When East Lake Meadows was built in 1970, federal and local governments had already begun to gut public housing. The earliest residents discovered quickly that the place had been constructed so shoddily it bordered on “criminal negligence,” as one attorney puts it. Sewage flooded kitchen floors; roaches and mice infested the walls; trash went uncollected for days. Through dozens of interviews with former residents, Burns and McMahon paint the picture of a place all but abandoned by local officials, left to decay around the families living inside it. During the Reagan years, most of the attention paid to housing projects like East Lake Meadows came from flagrantly racist stereotypes of welfare recipients. Archival footage flips through years of dog whistles about “superpredators” and sensationalist media coverage of gang activity and the crack epidemic.

The documentary counters those portrayals with intimate stories about the families that lived at East Lake: a mother who saved 5 dollars each week and bought her own home, a boy who watched his friend die, a resident who became the complex’s unofficial mayor.
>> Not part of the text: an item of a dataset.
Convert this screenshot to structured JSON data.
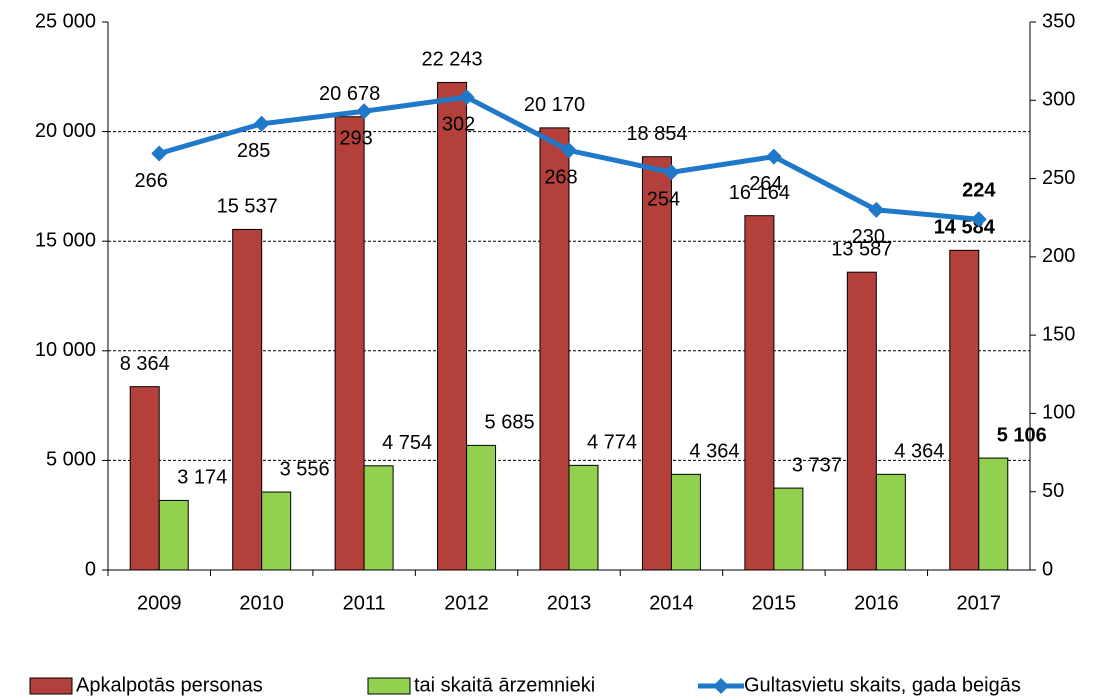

The strongest scenes come from a trove of archival footage from an old class project, when a local AV teacher sent off her grade-school students with cameras to film their home. “Where’re you gonna go,” one boy sings, as workers demolish nearby buildings, “when they tear East Lake down?”
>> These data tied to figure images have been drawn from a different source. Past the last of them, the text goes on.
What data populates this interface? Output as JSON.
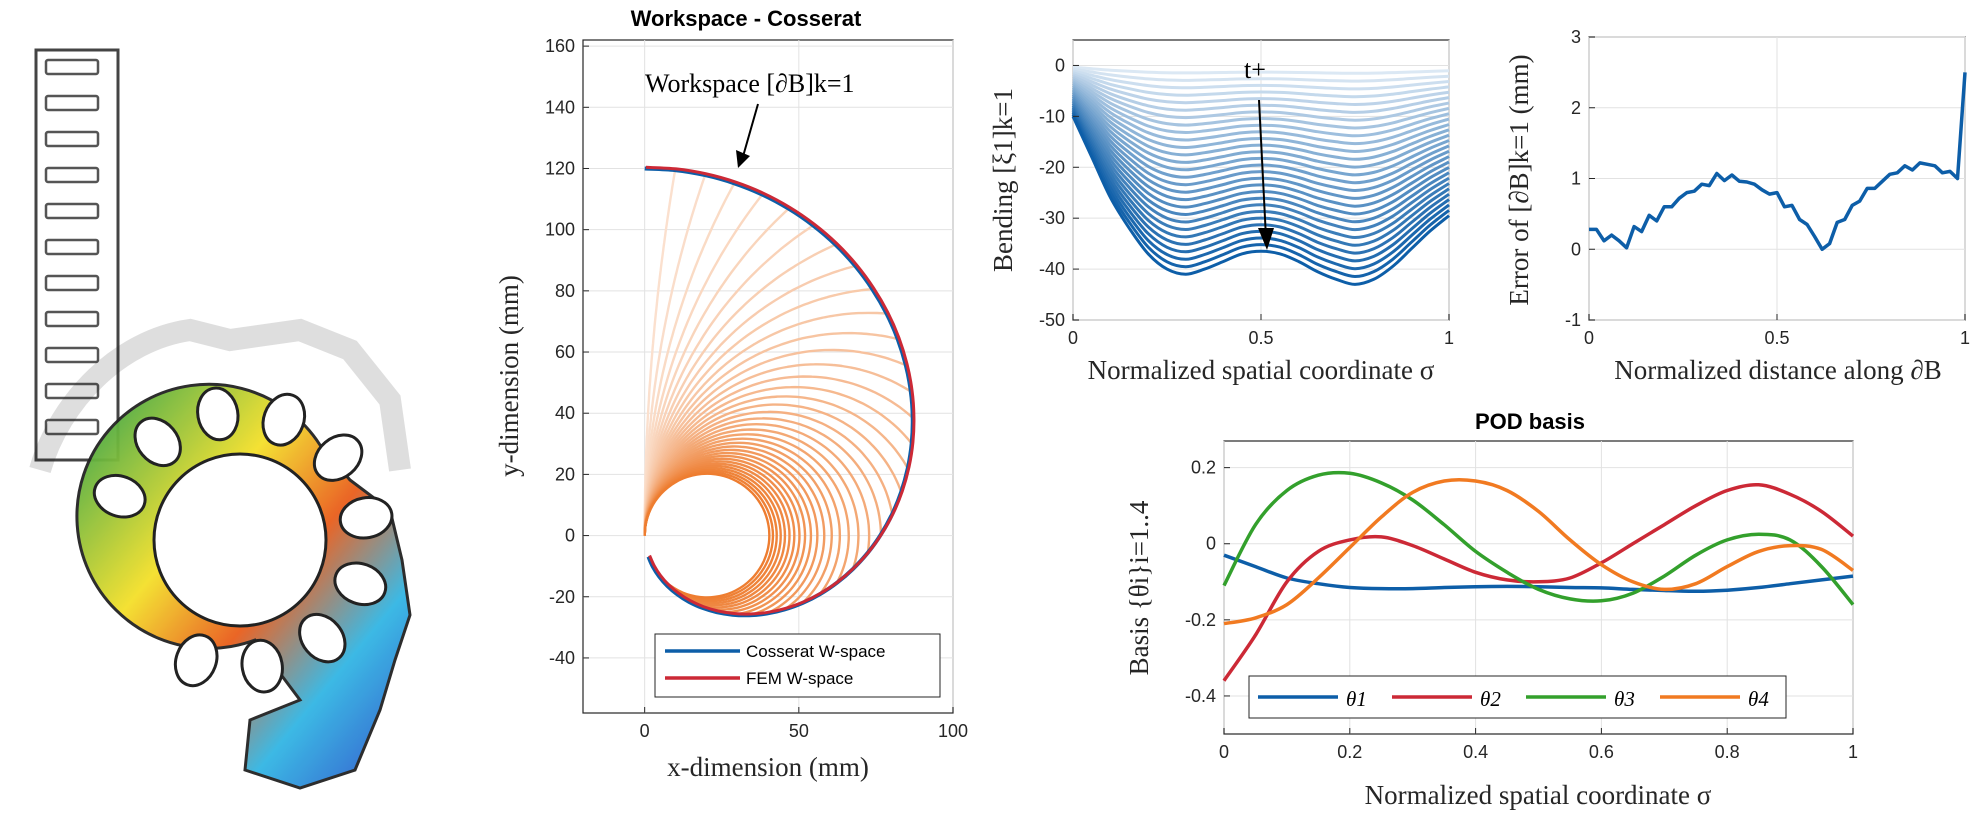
{
  "chart_data": [
    {
      "id": "workspace",
      "type": "line",
      "title": "Workspace - Cosserat",
      "xlabel": "x-dimension (mm)",
      "ylabel": "y-dimension (mm)",
      "xlim": [
        -20,
        100
      ],
      "ylim": [
        -58,
        162
      ],
      "xticks": [
        "0",
        "50",
        "100"
      ],
      "yticks": [
        "-40",
        "-20",
        "0",
        "20",
        "40",
        "60",
        "80",
        "100",
        "120",
        "140",
        "160"
      ],
      "grid": true,
      "legend_position": "bottom-right",
      "annotation": "Workspace [∂B]k=1",
      "configurations": {
        "count": 36,
        "length_mm": 120,
        "max_turn_deg": 340,
        "color_from": "#fbe3d3",
        "color_to": "#ee7d30"
      },
      "series": [
        {
          "name": "Cosserat W-space",
          "color": "#0d5ea8"
        },
        {
          "name": "FEM W-space",
          "color": "#cc2936"
        }
      ]
    },
    {
      "id": "bending",
      "type": "line",
      "xlabel": "Normalized spatial coordinate σ",
      "ylabel": "Bending [ξ1]k=1",
      "xlim": [
        0,
        1
      ],
      "ylim": [
        -50,
        5
      ],
      "xticks": [
        "0",
        "0.5",
        "1"
      ],
      "yticks": [
        "-50",
        "-40",
        "-30",
        "-20",
        "-10",
        "0"
      ],
      "grid": true,
      "annotation": "t+",
      "curves": {
        "count": 28,
        "final_profile": [
          [
            0,
            -10
          ],
          [
            0.05,
            -18
          ],
          [
            0.1,
            -26
          ],
          [
            0.15,
            -32
          ],
          [
            0.2,
            -37
          ],
          [
            0.25,
            -40
          ],
          [
            0.3,
            -41
          ],
          [
            0.35,
            -40
          ],
          [
            0.4,
            -38.5
          ],
          [
            0.45,
            -37
          ],
          [
            0.5,
            -36.5
          ],
          [
            0.55,
            -37
          ],
          [
            0.6,
            -38.5
          ],
          [
            0.65,
            -40.5
          ],
          [
            0.7,
            -42
          ],
          [
            0.75,
            -43
          ],
          [
            0.8,
            -42
          ],
          [
            0.85,
            -39.5
          ],
          [
            0.9,
            -36
          ],
          [
            0.95,
            -32.5
          ],
          [
            1,
            -29.5
          ]
        ]
      }
    },
    {
      "id": "error",
      "type": "line",
      "xlabel": "Normalized distance along ∂B",
      "ylabel": "Error of [∂B]k=1 (mm)",
      "xlim": [
        0,
        1
      ],
      "ylim": [
        -1,
        3
      ],
      "xticks": [
        "0",
        "0.5",
        "1"
      ],
      "yticks": [
        "-1",
        "0",
        "1",
        "2",
        "3"
      ],
      "grid": true,
      "series": [
        {
          "color": "#0d5ea8",
          "x": [
            0,
            0.02,
            0.04,
            0.06,
            0.08,
            0.1,
            0.12,
            0.14,
            0.16,
            0.18,
            0.2,
            0.22,
            0.24,
            0.26,
            0.28,
            0.3,
            0.32,
            0.34,
            0.36,
            0.38,
            0.4,
            0.42,
            0.44,
            0.46,
            0.48,
            0.5,
            0.52,
            0.54,
            0.56,
            0.58,
            0.6,
            0.62,
            0.64,
            0.66,
            0.68,
            0.7,
            0.72,
            0.74,
            0.76,
            0.78,
            0.8,
            0.82,
            0.84,
            0.86,
            0.88,
            0.9,
            0.92,
            0.94,
            0.96,
            0.98,
            1.0
          ],
          "y": [
            0.28,
            0.28,
            0.12,
            0.2,
            0.12,
            0.02,
            0.32,
            0.25,
            0.48,
            0.4,
            0.6,
            0.6,
            0.72,
            0.8,
            0.82,
            0.92,
            0.9,
            1.07,
            0.97,
            1.05,
            0.96,
            0.95,
            0.92,
            0.84,
            0.78,
            0.8,
            0.6,
            0.62,
            0.42,
            0.35,
            0.18,
            0.0,
            0.08,
            0.38,
            0.42,
            0.62,
            0.68,
            0.86,
            0.86,
            0.96,
            1.06,
            1.08,
            1.18,
            1.12,
            1.22,
            1.2,
            1.18,
            1.08,
            1.1,
            1.0,
            2.5
          ]
        }
      ]
    },
    {
      "id": "pod",
      "type": "line",
      "title": "POD basis",
      "xlabel": "Normalized spatial coordinate σ",
      "ylabel": "Basis {θi}i=1..4",
      "xlim": [
        0,
        1
      ],
      "ylim": [
        -0.5,
        0.27
      ],
      "xticks": [
        "0",
        "0.2",
        "0.4",
        "0.6",
        "0.8",
        "1"
      ],
      "yticks": [
        "-0.4",
        "-0.2",
        "0",
        "0.2"
      ],
      "grid": true,
      "legend_position": "bottom-left",
      "x": [
        0,
        0.05,
        0.1,
        0.15,
        0.2,
        0.25,
        0.3,
        0.35,
        0.4,
        0.45,
        0.5,
        0.55,
        0.6,
        0.65,
        0.7,
        0.75,
        0.8,
        0.85,
        0.9,
        0.95,
        1.0
      ],
      "series": [
        {
          "name": "θ1",
          "color": "#0d5ea8",
          "values": [
            -0.03,
            -0.06,
            -0.09,
            -0.105,
            -0.115,
            -0.118,
            -0.118,
            -0.115,
            -0.113,
            -0.112,
            -0.113,
            -0.115,
            -0.116,
            -0.12,
            -0.123,
            -0.125,
            -0.122,
            -0.115,
            -0.105,
            -0.095,
            -0.085
          ]
        },
        {
          "name": "θ2",
          "color": "#cc2936",
          "values": [
            -0.36,
            -0.24,
            -0.1,
            -0.02,
            0.01,
            0.018,
            -0.005,
            -0.04,
            -0.075,
            -0.095,
            -0.1,
            -0.09,
            -0.05,
            0.0,
            0.05,
            0.1,
            0.14,
            0.155,
            0.13,
            0.085,
            0.02
          ]
        },
        {
          "name": "θ3",
          "color": "#33a02c",
          "values": [
            -0.11,
            0.05,
            0.14,
            0.18,
            0.185,
            0.16,
            0.115,
            0.05,
            -0.02,
            -0.075,
            -0.12,
            -0.145,
            -0.15,
            -0.13,
            -0.085,
            -0.03,
            0.01,
            0.025,
            0.01,
            -0.06,
            -0.16
          ]
        },
        {
          "name": "θ4",
          "color": "#f17a21",
          "values": [
            -0.21,
            -0.195,
            -0.16,
            -0.09,
            -0.01,
            0.07,
            0.135,
            0.165,
            0.165,
            0.14,
            0.085,
            0.01,
            -0.055,
            -0.1,
            -0.12,
            -0.105,
            -0.06,
            -0.02,
            -0.005,
            -0.015,
            -0.07
          ]
        }
      ]
    }
  ]
}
But by the mid-‘90s, the conditions at East Lake had gotten so dire nearly everyone, including residents, wanted it demolished. With a woman named Renee Glover at the helm, the Atlanta Housing Authority moved to rebuild the place as a “mixed income” community, putting most units on the private market while reserving a few for public housing. Glover consulted with East Lake residents; she even brought it a vote. The community voted overwhelming in favor of redevelopment. But as Atlanta constructed the new complex, the people it was meant to serve slipped from view.

By the time Glover unveiled “The Villages at East Lake,” most of the former residents had moved away with Section 8 vouchers or relocated to other units. Of the few that remained, only some met the income standards the new development mandated. In one of the archival school videos, some kids tour one of the new homes. It looks Levittown-ish, like someone’s baking cookies off-screen. A real estate agent asks if any of them will be moving in. She is met with silence: “No?”

As a portrait of life at East Lake Meadows, the documentary is unsparing, affectionate, and thorough, if at times sentimental. But as an interrogation of how America has failed public housing, it falls short. Burns and McMahon zero in on individuals who lived in public housing, but shy away from the people who corrupted it. They imply, for example, that Glover’s “mixed income” solution recreated the institution’s racist original sin: privileging the middle class over those most in need. And their criticism is hedged. They never confront her about it, nor do they examine the ways it might have been improved. Odder still, they overlook how housing policy has gained steam on the national stage—in Rep. Alexandria Ocasio-Cortez’ and Senator Bernie Sanders’ Green New Deal for Public Housing, in Rep. Ilhan Omar’s Homes for All Act, in the growing popularity of the Homes Guarantee. But in the end, their public housing mission echoes what East Lake Meadows does best: put the people who live there at the fore.